Amidst escalating China-U.S. tensions and Huawei’s renewed competitive vigor, China’s Apple suppliers find themselves on shaky ground. The fallout began when Beijing issued a directive instructing central government employees to cease using iPhones at work, a move that triggered a chain reaction in the tech industry.

Tech giant Apple, suffered a jarring 6.4% nosedive in its stock price over just two days, causing a staggering $190 billion loss in market capitalization. This drastic slump was a direct result of China’s stern stance on iPhone usage within government circles, sparking concerns about Apple and its supplier companies’ future prospects.
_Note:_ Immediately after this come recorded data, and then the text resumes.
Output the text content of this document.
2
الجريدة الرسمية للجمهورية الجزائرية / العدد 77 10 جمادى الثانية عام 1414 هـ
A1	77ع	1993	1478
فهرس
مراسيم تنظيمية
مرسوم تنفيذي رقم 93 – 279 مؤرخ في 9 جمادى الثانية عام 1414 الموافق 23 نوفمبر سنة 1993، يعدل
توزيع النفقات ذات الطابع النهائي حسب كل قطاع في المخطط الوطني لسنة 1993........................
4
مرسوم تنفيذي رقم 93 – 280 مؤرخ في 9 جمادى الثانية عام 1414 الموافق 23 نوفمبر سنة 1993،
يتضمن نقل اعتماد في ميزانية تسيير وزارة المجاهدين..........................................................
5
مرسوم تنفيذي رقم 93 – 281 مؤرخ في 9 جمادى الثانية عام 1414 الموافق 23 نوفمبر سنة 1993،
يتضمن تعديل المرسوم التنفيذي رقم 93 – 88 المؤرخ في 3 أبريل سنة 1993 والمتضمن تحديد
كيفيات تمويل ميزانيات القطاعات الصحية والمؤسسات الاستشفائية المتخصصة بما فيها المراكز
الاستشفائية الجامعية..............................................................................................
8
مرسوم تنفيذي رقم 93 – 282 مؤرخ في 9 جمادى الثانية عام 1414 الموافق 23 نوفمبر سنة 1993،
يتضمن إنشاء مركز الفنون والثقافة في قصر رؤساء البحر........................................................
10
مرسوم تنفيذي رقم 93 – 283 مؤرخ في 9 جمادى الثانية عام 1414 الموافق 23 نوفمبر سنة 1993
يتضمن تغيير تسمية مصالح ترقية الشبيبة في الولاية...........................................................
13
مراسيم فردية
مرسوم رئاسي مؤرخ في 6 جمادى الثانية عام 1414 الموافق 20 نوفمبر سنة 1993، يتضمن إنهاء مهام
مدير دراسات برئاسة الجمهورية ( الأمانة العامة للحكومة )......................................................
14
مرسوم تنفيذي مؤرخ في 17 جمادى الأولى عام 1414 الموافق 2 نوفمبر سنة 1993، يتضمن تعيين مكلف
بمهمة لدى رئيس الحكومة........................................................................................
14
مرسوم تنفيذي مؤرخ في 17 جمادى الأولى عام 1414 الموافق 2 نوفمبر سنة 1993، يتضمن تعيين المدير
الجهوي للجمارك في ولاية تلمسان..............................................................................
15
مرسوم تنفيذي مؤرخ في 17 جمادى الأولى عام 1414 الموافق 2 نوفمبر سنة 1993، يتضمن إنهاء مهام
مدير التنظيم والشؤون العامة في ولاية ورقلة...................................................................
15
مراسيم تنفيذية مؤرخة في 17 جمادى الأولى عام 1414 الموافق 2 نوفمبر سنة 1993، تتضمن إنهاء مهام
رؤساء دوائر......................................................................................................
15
The wider ramifications of this situation were felt in the broader Chinese stock market. The CSI 300 Index, which encompasses top Chinese companies, witnessed a 0.5% dip, concluding a week marked by a 1.4% loss. The Shanghai Composite Index dipped by 0.2%, while the Shenzhen Composite Index retreated by 0.4%.

The situation escalated to the extent that Hong Kong canceled trading for both stocks and derivatives after a black rainstorm warning was issued by the Observatory. This marked the second instance in the same month that adverse weather conditions disrupted the city’s financial markets.

Among the casualties in this turmoil were Apple’s prominent suppliers. Foxconn Industrial Internet saw a 0.6% drop in its shares, closing at 19.08 yuan. Luxshare Precision Industry slid by 2%, ending at 29.35 yuan. These declines were attributed to the Chinese government’s ban on iPhones for employees focusing on investment, trade, and international affairs.

Other suppliers, including battery producer Contemporary Amperex Technology (down 1.6% to 222.94 yuan), electric vehicle manufacturer BYD (down 1.8% to 244.05 yuan), and AI server maker Inspur Electronic (down 3.3% to 35.17 yuan), also bore the brunt of the fallout. Even liquor distiller Kweichow Moutai weakened by 1.1%, closing at 1,818.50 yuan, while peer Wuliangye lost 1.3%, ending at 160.96 yuan.

Adding further pressure to Apple’s predicament in one of its largest markets, Huawei unveiled two new smartphones: the foldable Mate X5 and the Mate 60 Pro+, which showcased resilience to U.S. sanctions and drew significant global attention.

In Taiwan, a key hub for Apple suppliers, Largan Precision, known for producing camera lenses, plummeted by over 4%, while contract chipmaker TSMC fell by 0.6% on Friday.

Luxshare Precision Industry, a manufacturer of connector cables for Apple devices, including iPhones and MacBooks, as well as AirPods, also experienced a 2% decline in its shares, partly attributed to Huawei’s recent product launch.

Analysts speculate that Huawei’s resurgence could be the initial step in its efforts to challenge Apple’s dominance. As the tech battle between giants intensifies, the future remains uncertain for Apple and its suppliers in the volatile Chinese market.